“Most mountainous project”- Hualien Residence
Architects:Bjarke Ingels Group
Location:Hualien City, Taiwan (ROC)
Project name:Hualien Residence
Project Manager:Andrew Lo
Project Year:2018
Area:120000.0 m2
BIG’s “most mountainous project yet” has completed its first home outside of Hualien City on Taiwan’s East Coast. The striated vacation housing project, built to resemble “Taiwan’s spine of mountains to the west,” is being developed by the Taiwan Land Development Corporation as a dense new neighborhood that “preserves and enhances the beauty of the surrounding nature” and offers “an active and social lifestyle outside the city.”
The first model unit to complete, the 1000-square-meter home provides a first-hand look into life at the Hualien Residences with custom furniture designed by KiBiSi and an efficient layout shaped by the a distinct narrow floor plate covered in vegetation that plays into the development’s overarching “folding hill structure.”
“The Hualien Hills are a pragmatic utopian attempt at rural densification where the ecological qualities of nature aren’t consumed by the urban development, but rather extended and amplified. Where the Spaniards found ways to drill homes and cities into the porous rocks of the local mountains in Guadix, the Taiwanese are now building cityscapes of inhabited hillsides in Hualien,” said BIG founder Bjarke Ingels.

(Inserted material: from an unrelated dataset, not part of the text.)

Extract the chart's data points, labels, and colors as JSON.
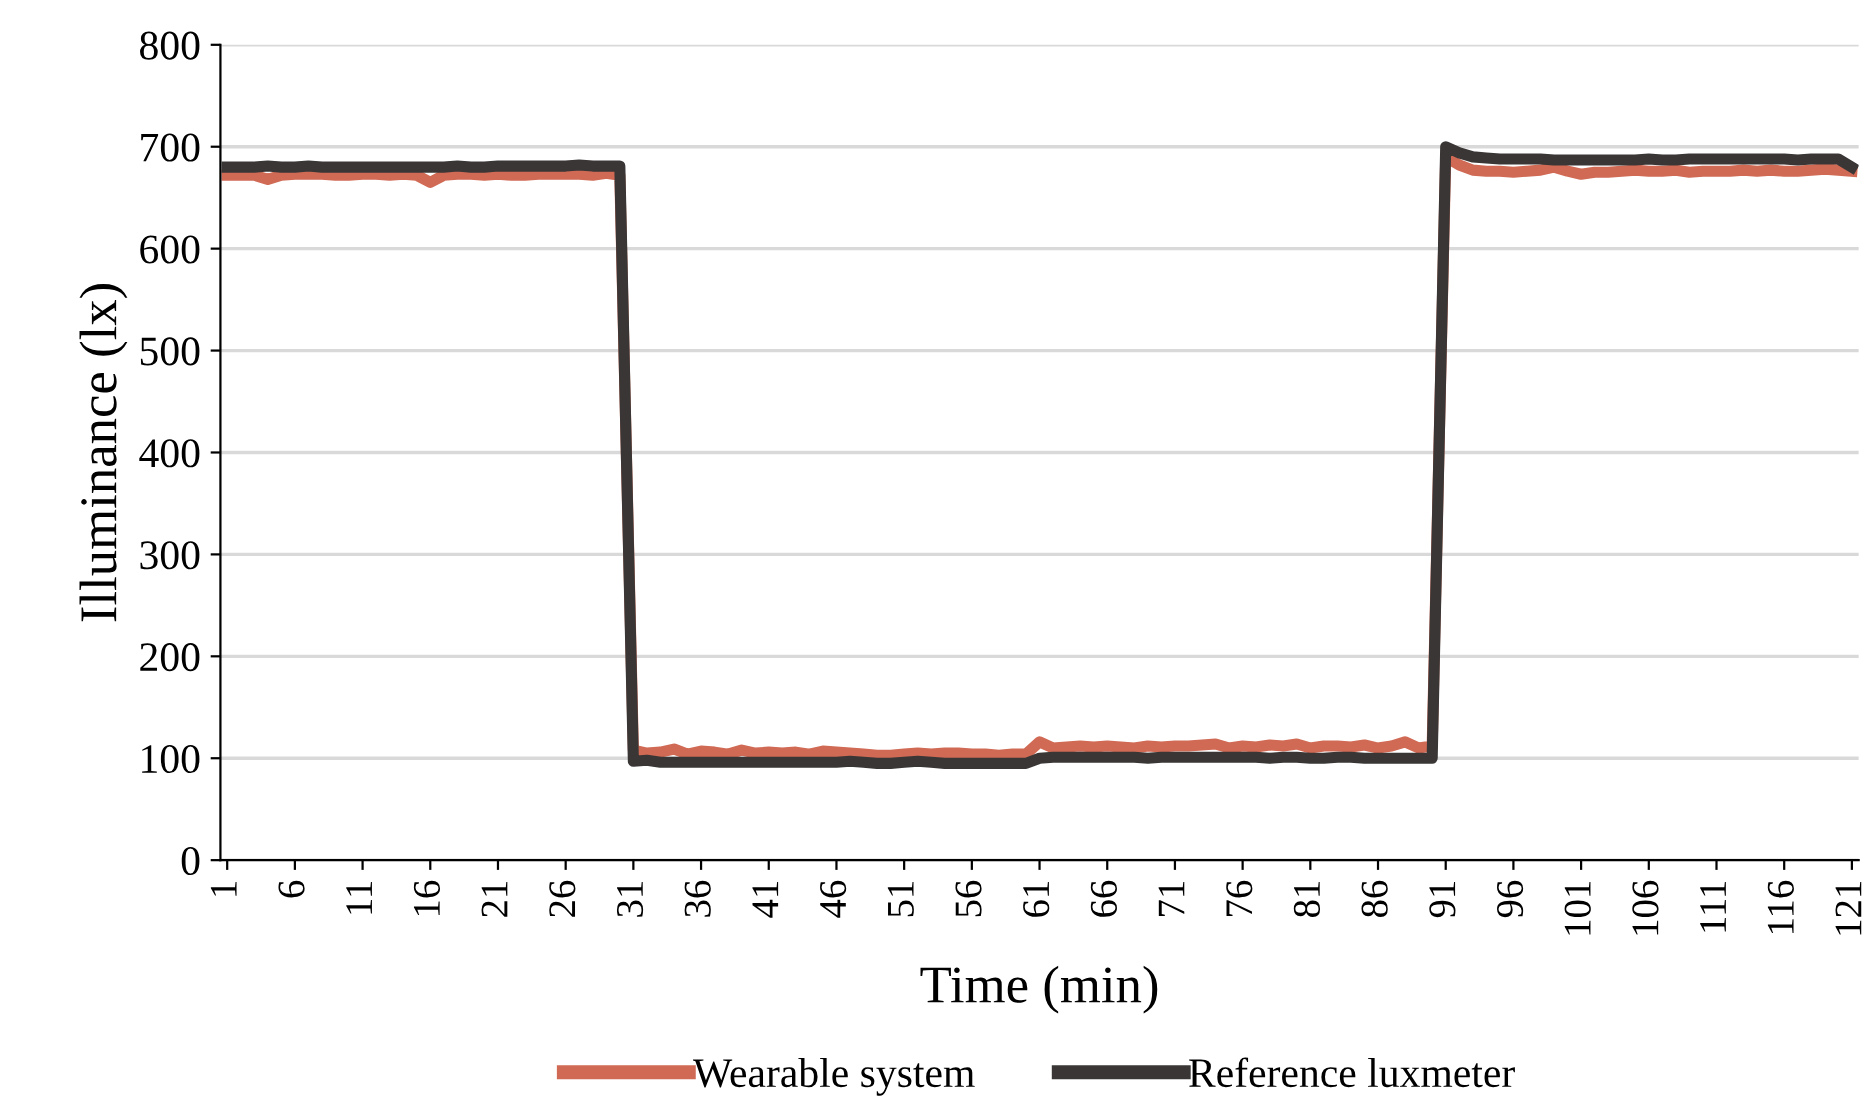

“On a backbone of efficient layouts and rational circulation, the undulating roofs of the buildings provide the neighborhood with a great variation in residence types and communal spaces,” adds the firm. “Inside, the apartments inherit attributes from the angled silhouettes to add an almost traditional vernacular feeling of attics and porches in the middle of the dense modern development.
“The landscape stripes run east-west to block glare and thermal exposure from the low-angle morning and evening sun. The form and orientation of the structure creates cool and comfortable microclimates at the pedestrian level. The landscaped roofs further mitigate heat gain to increase the comfort of the balconies and terraces, diminishing the energy loads for cooling.”